What’s becoming apparent to me, through a variety of channels, is that we appear to be poised for a similarly debilitating and difficult to combat outbreak of spam.
As you’re all far too aware, we at RedMonk have struggled with absurd volumes of spam over the past year, and the frequency and severity of attacks is only increasing. What was once merely a nuisance is becoming a legitimate threat to our business. On at least a half dozen occasions, the spam attacks have been sufficiently high volume to paralyze Apache. To put that in context, we run on a box that under normal circumstances would be hosting hundreds, perhaps thousands, of sites. And yet spammers are able to bring our few properties to a grinding halt because their attempts to spam us become, effectively, distributed denial of service attacks.
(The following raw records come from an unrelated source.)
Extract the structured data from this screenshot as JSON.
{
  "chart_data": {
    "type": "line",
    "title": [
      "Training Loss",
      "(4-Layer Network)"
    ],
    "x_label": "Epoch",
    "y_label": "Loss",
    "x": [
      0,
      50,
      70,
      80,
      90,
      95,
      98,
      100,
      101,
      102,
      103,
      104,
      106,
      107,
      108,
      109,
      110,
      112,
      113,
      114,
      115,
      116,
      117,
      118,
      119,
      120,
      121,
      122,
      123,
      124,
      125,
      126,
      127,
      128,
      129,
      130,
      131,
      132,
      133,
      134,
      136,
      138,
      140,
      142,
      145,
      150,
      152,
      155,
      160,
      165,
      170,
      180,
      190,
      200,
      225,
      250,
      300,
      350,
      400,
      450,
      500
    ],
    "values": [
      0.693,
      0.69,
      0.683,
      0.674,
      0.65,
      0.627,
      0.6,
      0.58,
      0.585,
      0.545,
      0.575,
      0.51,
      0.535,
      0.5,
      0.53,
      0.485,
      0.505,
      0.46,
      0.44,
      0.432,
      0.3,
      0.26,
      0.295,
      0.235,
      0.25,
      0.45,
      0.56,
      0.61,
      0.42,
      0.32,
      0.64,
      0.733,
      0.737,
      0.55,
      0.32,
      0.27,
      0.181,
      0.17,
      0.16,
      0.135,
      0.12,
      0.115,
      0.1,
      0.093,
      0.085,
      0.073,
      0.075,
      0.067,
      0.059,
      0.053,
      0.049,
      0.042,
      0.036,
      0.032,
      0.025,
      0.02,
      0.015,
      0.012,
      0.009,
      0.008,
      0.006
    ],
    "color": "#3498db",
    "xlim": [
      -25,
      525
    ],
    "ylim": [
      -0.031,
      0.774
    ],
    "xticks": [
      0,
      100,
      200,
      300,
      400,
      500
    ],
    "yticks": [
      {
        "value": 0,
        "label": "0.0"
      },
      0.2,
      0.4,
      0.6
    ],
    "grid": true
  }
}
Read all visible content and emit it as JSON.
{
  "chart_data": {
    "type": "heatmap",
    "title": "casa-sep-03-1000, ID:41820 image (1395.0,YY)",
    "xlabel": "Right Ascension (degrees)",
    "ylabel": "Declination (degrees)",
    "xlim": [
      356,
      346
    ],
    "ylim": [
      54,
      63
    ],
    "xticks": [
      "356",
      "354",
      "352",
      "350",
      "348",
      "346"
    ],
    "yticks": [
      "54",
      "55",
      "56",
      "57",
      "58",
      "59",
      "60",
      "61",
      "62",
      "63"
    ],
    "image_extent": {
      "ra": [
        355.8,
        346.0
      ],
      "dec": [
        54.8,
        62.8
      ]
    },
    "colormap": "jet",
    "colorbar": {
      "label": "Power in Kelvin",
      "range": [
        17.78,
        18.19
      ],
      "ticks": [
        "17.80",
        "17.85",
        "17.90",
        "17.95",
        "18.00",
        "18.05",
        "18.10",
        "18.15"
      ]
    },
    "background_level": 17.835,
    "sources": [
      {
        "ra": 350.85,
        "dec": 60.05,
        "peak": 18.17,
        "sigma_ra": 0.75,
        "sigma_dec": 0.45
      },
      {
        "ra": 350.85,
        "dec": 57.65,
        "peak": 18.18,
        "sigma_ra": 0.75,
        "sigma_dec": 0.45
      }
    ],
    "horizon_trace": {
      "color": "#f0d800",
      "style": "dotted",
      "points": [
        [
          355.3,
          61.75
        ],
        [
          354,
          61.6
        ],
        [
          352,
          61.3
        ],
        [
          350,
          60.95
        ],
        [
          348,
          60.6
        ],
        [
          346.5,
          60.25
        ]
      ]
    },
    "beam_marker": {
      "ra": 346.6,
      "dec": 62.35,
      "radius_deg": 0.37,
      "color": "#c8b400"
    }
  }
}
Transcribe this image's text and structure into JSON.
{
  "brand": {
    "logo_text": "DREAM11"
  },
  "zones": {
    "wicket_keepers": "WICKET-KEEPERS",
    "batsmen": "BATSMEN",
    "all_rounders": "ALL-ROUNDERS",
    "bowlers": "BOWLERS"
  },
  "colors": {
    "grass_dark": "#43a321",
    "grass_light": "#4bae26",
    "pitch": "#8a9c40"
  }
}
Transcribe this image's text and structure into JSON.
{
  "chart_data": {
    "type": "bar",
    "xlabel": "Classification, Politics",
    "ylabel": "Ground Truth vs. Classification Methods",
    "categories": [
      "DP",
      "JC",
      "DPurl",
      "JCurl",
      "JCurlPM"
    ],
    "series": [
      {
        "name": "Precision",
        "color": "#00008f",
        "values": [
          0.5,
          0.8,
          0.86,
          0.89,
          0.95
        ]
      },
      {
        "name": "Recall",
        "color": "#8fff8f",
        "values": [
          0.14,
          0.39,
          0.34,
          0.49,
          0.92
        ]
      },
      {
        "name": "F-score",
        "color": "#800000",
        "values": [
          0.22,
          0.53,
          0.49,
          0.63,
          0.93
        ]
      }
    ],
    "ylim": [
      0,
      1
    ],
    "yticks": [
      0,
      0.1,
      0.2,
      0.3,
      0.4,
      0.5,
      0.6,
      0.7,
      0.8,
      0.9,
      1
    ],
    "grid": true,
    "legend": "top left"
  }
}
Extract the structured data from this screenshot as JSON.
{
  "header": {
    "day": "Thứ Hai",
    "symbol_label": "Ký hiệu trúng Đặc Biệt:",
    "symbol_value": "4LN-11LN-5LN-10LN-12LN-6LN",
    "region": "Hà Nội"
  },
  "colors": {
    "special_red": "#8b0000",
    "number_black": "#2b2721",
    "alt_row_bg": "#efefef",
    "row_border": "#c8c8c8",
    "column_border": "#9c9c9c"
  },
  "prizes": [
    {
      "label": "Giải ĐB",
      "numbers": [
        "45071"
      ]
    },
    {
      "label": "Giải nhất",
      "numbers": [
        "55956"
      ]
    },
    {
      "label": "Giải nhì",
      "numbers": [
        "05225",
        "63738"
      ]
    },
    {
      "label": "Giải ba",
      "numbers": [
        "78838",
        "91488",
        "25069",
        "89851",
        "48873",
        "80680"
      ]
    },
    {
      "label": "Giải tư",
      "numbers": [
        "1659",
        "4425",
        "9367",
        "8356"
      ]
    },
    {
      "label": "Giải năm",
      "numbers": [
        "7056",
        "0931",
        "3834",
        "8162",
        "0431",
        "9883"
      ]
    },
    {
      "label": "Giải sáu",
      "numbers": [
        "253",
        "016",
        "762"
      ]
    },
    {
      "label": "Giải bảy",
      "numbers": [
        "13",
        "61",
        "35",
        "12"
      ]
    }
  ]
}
It would be one thing if we were an isolated case, but we’re clearly not. David’s site, hosted by Cape.com, had its commenting facility knocked offline by persistent high volume spam attacks. And Alex’s web presence, meanwhile, has been bouncing up and down under similar assaults. His load is so obscene that even removing or renaming the file in question doesn’t remedy the situation: the attackers continue requesting the missing file at such high volumes that Apache cannot help but buckle under the load.
I’ve got virtually no experience with networking at the ISP and/or backbone level, so I couldn’t begin to comment on what the potential solutions for this problem are. But I do believe that the loads are growing aggressive enough that it’s just a matter of time until it’s an ISP level problem. There’s only so much you can ask Akismet, Bad Behavior, et al to do, after all.